Ladas (joven negro con mentón), obra de una década durante la que Ezequiel tomó fotografías de 900 autos marca Lada, atravesadas fugazmente (en un número brevísimo) por un único personaje, un negro de mentón prominente.

El reino de este mundo (2007-2018), una inmensa acumulación de recortes de fotos del apartado de noticias nacionales del periódico Granma. Una serie donde literalmente, según Ezequiel, sale “todo el mundo”, desde Fidel Castro hasta el polémico Kacho, pasando por Graciella Pogolotti, Mercedez López Acea, Nicolás Maduro, o el nuevo presidente de Cuba: Miguel Mario Díaz-Canel Bermúdez, así con todas las letras.

En cuanto al invitado, a veces su trabajo consiste en desaparecer, aunque las citas son el teclado donde Lester Álvarez toca su propio concierto. Un concierto enfocado en el agradecimiento, una inversión rigurosa en el patrimonio humano. La colaboración, que habitualmente acaba con las individualidades, sorprendentemente ha fortalecido su obra.

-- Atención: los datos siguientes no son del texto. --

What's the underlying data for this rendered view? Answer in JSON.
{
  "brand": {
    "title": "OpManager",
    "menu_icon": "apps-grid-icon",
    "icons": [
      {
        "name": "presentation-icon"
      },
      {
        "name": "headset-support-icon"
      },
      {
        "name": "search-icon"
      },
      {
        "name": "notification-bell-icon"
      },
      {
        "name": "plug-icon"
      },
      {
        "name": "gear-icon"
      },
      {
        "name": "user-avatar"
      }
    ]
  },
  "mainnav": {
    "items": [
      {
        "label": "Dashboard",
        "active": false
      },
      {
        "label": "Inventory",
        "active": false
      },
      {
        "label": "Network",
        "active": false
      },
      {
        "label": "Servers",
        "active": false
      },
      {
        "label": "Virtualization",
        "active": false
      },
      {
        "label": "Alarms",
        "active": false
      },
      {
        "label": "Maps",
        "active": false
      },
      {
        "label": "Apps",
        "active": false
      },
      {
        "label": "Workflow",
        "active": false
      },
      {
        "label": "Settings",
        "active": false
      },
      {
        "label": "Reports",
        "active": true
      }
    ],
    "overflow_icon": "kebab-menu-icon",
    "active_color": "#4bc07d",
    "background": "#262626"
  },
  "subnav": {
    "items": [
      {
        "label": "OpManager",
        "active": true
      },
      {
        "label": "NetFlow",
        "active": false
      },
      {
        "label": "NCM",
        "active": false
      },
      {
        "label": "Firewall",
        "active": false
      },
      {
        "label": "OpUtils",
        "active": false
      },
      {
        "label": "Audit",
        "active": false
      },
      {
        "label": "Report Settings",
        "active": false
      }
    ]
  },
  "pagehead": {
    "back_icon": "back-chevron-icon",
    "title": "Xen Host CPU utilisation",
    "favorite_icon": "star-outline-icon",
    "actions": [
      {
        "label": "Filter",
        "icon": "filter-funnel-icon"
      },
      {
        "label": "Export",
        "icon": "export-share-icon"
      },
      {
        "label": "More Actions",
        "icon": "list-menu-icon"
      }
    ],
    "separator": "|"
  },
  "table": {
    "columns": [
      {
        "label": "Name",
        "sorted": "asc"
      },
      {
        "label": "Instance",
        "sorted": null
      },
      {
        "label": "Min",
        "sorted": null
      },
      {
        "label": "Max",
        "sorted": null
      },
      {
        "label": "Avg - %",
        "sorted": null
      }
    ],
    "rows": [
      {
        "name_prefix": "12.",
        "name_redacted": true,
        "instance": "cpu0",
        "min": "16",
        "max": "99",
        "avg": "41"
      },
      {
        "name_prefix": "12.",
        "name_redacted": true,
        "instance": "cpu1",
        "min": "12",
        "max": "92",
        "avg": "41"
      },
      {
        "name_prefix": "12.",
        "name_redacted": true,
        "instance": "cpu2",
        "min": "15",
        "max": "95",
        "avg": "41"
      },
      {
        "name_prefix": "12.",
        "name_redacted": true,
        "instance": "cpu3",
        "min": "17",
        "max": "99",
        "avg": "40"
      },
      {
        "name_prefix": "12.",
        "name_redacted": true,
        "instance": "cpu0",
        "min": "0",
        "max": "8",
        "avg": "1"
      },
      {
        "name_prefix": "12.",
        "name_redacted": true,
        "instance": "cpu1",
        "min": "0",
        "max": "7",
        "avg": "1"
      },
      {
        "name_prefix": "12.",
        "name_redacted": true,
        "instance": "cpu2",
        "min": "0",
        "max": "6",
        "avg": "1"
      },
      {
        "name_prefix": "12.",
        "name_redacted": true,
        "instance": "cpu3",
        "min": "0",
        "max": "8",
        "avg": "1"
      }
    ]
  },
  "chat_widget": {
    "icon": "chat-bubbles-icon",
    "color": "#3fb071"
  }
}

Lo que de oídas es una cursilería empieza a desdibujarse cuando se miran los hechos. Lester no es adinerado, pero ha apoyado económicamente a más de uno de sus amigos escritores y artistas. No tiene nada que ver con el gobierno, aunque su trabajo es igual o mejor al de una institución (democrática). Es un artista más leído e informado que la media, pero no imposta categorías teóricas exóticas e ininteligibles. En cambio, insiste en hacer traducciones sobre lo que ocurre en la escena artística local, paradójicamente, su talante más cosmopolita y complejo. Su labor es la de un intelectual más que la de un artista, lo que no resulta fácil en un país sin dinero para las academias o los centros de arte. Más que un objeto, el saldo de estos hechos es un tejido cultural que empieza a convertirse en un texto. Un texto que esboza una tradición futura que quizá podría salvarnos.

Ezequiel Suárez, un artista que prácticamente no sale de su casa (un garaje convertido en apartamento), y Lester Álvarez, un flȃneur empedernido en busca de pasajes por toda la isla, bien pudieran ser la metáfora alternativa del hasta ahora así llamado “arte cubano”. Una marca explosiva que genera no pocas exposiciones oficiales y turísticas, adjetivos que en el ranchito nacional significan lo mismo. Esperando al arquitecto es otra cosa, una implosión en el panorama.